Frage: Wie kam es zu dem Schritt von der Arbeit in Sasha Waltz’ Company hin zu eigenen Projekten?

Nicola Mascia: Ich arbeitete seit 96 mit Sasha, und als Matan 2002 zur Company kam, haben wir uns gleich sehr gut verstanden. Ich verspürte damals das Bedürfnis, auch meine eigene Arbeit zu entwickeln. Und irgendwie kamen wir dann spontan auf die Idee, zusammen ein Projekt zu machen. Wir wollten ohne jeden Kompromiss eine eigene Sprache erschaffen, die beiden von uns gleichermaßen gehören sollte. Daraus wurde dann unsere erste Arbeit „under”.

Frage: Wie wird man Choreograf, nachdem man so lange Interpret für einen anderen Künstler gewesen ist? Muss man da Erinnerungen auslöschen, um selbst Platz zum Schaffen zu haben?

Nicola Mascia: Es geht eher darum, zu akzeptieren, was man durchlaufen hat, das alles zu nehmen und sich zu sagen: Okay, von hier aus will ich jetzt meine eigene Sprache entwickeln. Die Presse schaut Tänzer, die zu Choreografen werden, oft sehr skeptisch an. Besonders wenn man zehn Jahre lang mit jemandem gearbeitet hat, der so etabliert ist wie Sasha. Dabei waren die meisten Choreografen vorher Tänzer. Das Problem ist nur, dass viele von ihnen zunächst nicht nach einer eigenen Sprache suchen. Für uns war das ein zentrales Thema.

Frage: Wie habt ihr euch diese Sprache erarbeitet? Durch Selbstzensur?

Nicola Mascia: Das war ganz schön hart! Bei jeder zweiten Bewegung hielten wir inne und sagten: Das sind nicht wir! Am Anfang waren wir so strikt, dass wir uns fast gar nicht mehr bewegten, aber nach und nach entwickelte sich aus all den Einflüssen etwas Neues.

Frage: Arbeitet ihr heute noch mit Sasha Waltz?

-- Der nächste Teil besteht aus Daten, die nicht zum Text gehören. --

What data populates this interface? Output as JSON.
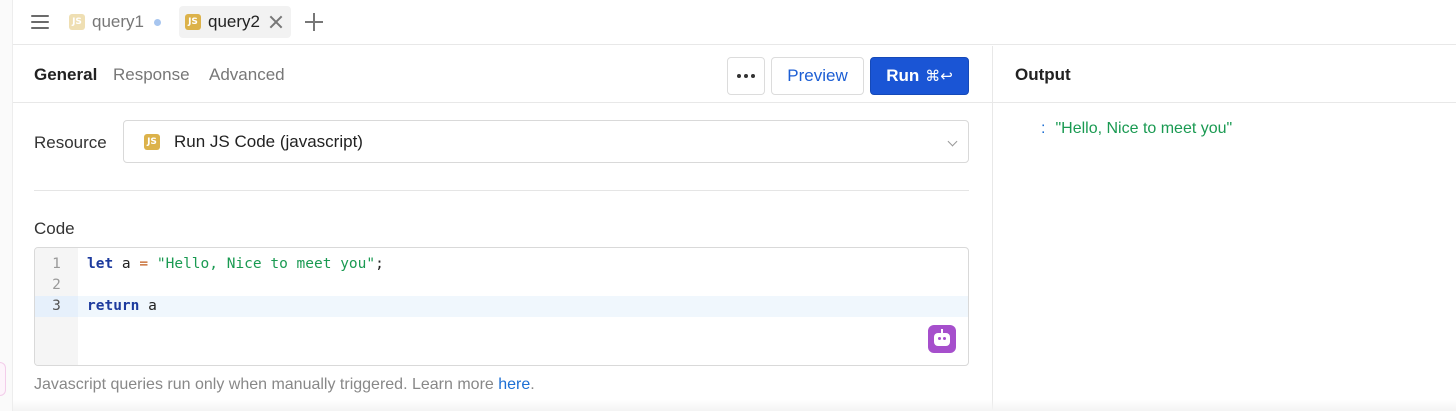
{
  "tabs": [
    {
      "label": "query1",
      "badge": "JS",
      "active": false,
      "unsaved": true
    },
    {
      "label": "query2",
      "badge": "JS",
      "active": true
    }
  ],
  "subtabs": [
    "General",
    "Response",
    "Advanced"
  ],
  "actions": {
    "preview_label": "Preview",
    "run_label": "Run",
    "run_shortcut": "⌘↩"
  },
  "resource": {
    "label": "Resource",
    "badge": "JS",
    "value": "Run JS Code (javascript)"
  },
  "code": {
    "label": "Code",
    "line_numbers": [
      "1",
      "2",
      "3"
    ],
    "lines": [
      {
        "kw": "let",
        "rest1": " a ",
        "op": "=",
        "str": "\"Hello, Nice to meet you\"",
        "rest2": ";"
      },
      {},
      {
        "kw": "return",
        "rest1": " a"
      }
    ]
  },
  "hint": {
    "text": "Javascript queries run only when manually triggered. Learn more ",
    "link": "here",
    "suffix": "."
  },
  "output": {
    "title": "Output",
    "colon": ":",
    "value": "\"Hello, Nice to meet you\""
  },
  "colors": {
    "run_button": "#1a55d5",
    "js_badge": "#dcb24a",
    "string": "#1a9a52",
    "keyword": "#1d3b9e",
    "ai_button": "#a64fcc"
  }
}
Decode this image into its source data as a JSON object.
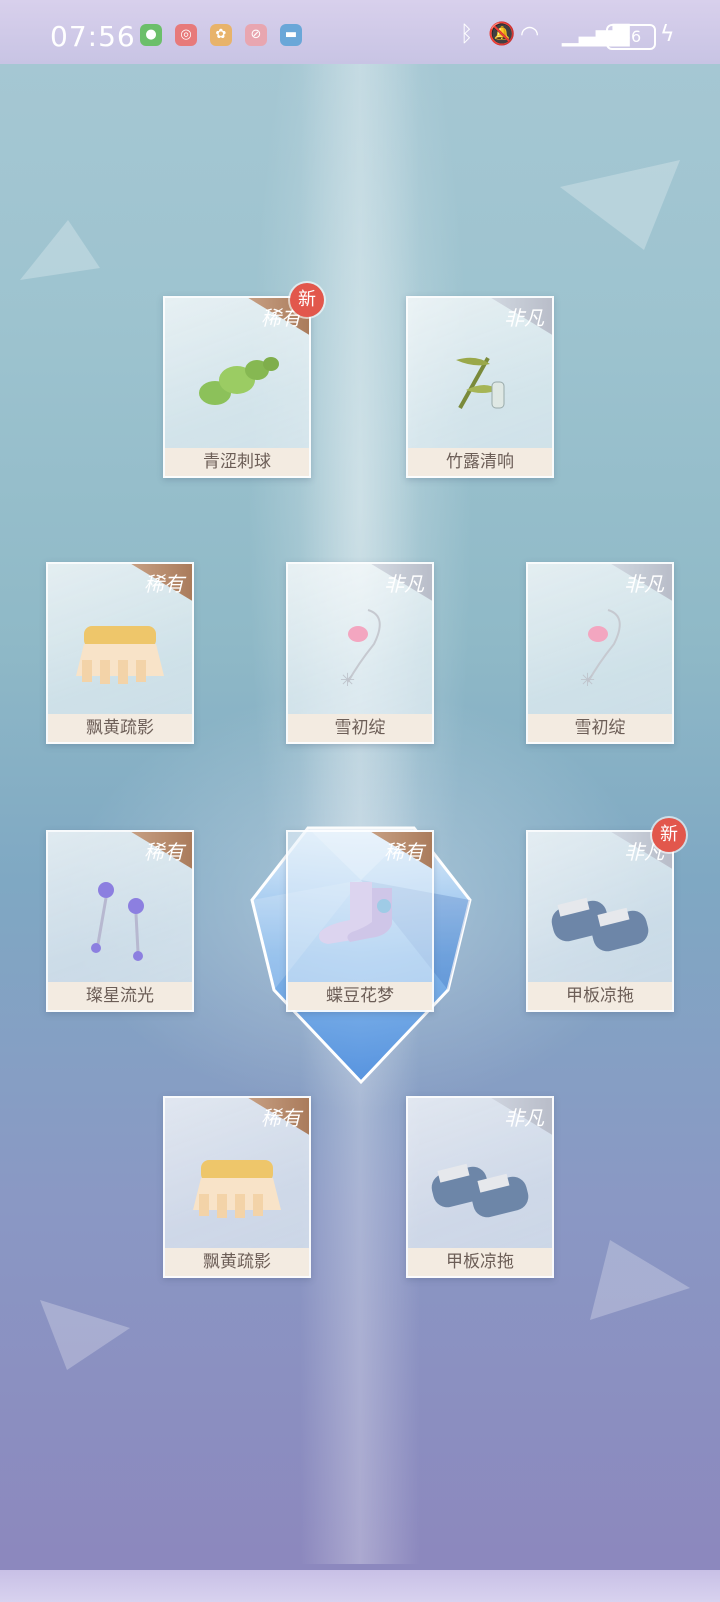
{
  "status_bar": {
    "time": "07:56",
    "battery": "56",
    "app_icons": [
      "message-icon",
      "netease-cloud-music-icon",
      "game-pet-icon",
      "pink-app-icon",
      "chat-bubble-icon"
    ]
  },
  "colors": {
    "rare_ribbon": "#b28465",
    "extraordinary_ribbon": "#b8bcc8",
    "new_badge": "#e2574c",
    "label_bg": "#f3ebe1",
    "label_text": "#6c5e57"
  },
  "rewards": [
    {
      "name": "青涩刺球",
      "rarity": "稀有",
      "is_new": true,
      "icon": "green-cactus-ball-icon"
    },
    {
      "name": "竹露清响",
      "rarity": "非凡",
      "is_new": false,
      "icon": "bamboo-dew-icon"
    },
    {
      "name": "飘黄疏影",
      "rarity": "稀有",
      "is_new": false,
      "icon": "yellow-fringe-skirt-icon"
    },
    {
      "name": "雪初绽",
      "rarity": "非凡",
      "is_new": false,
      "icon": "pink-flower-necklace-icon"
    },
    {
      "name": "雪初绽",
      "rarity": "非凡",
      "is_new": false,
      "icon": "pink-flower-necklace-icon"
    },
    {
      "name": "璨星流光",
      "rarity": "稀有",
      "is_new": false,
      "icon": "star-earrings-icon"
    },
    {
      "name": "蝶豆花梦",
      "rarity": "稀有",
      "is_new": false,
      "icon": "lavender-socks-icon"
    },
    {
      "name": "甲板凉拖",
      "rarity": "非凡",
      "is_new": true,
      "icon": "striped-sandals-icon"
    },
    {
      "name": "飘黄疏影",
      "rarity": "稀有",
      "is_new": false,
      "icon": "yellow-fringe-skirt-icon"
    },
    {
      "name": "甲板凉拖",
      "rarity": "非凡",
      "is_new": false,
      "icon": "striped-sandals-icon"
    }
  ],
  "new_badge_text": "新"
}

Nicola Mascia: Wir tanzen immer noch sehr gerne in den alten Stücken, die wir mir ihr geschaffen haben, aber nicht in ihren neuen Produktionen. Der Ablösungsprozess war für beide Seiten sehr schwierig. „under” sollte ursprünglich als das Werk zwei junger Choreografen aus der Company von Sasha Waltz & Guests unterstützt werden. Wir wollten aber nicht unser Leben lang das Label „Sasha Waltz & Guests” tragen. Wenn man anfängt, seine ersten Stücke zu machen, ist es besser, ein bisschen weniger Geld zu haben und seine Karriere nicht von ganz oben beginnen. Aber wir werden nach wie vor von der Company koproduziert und sind dafür sehr dankbar.

Frage: Das Bemerkenswerteste an „under” war für mich die Verwendung der Kostüme, die so organisch wirken, als seien sie ein Teil des Körpers.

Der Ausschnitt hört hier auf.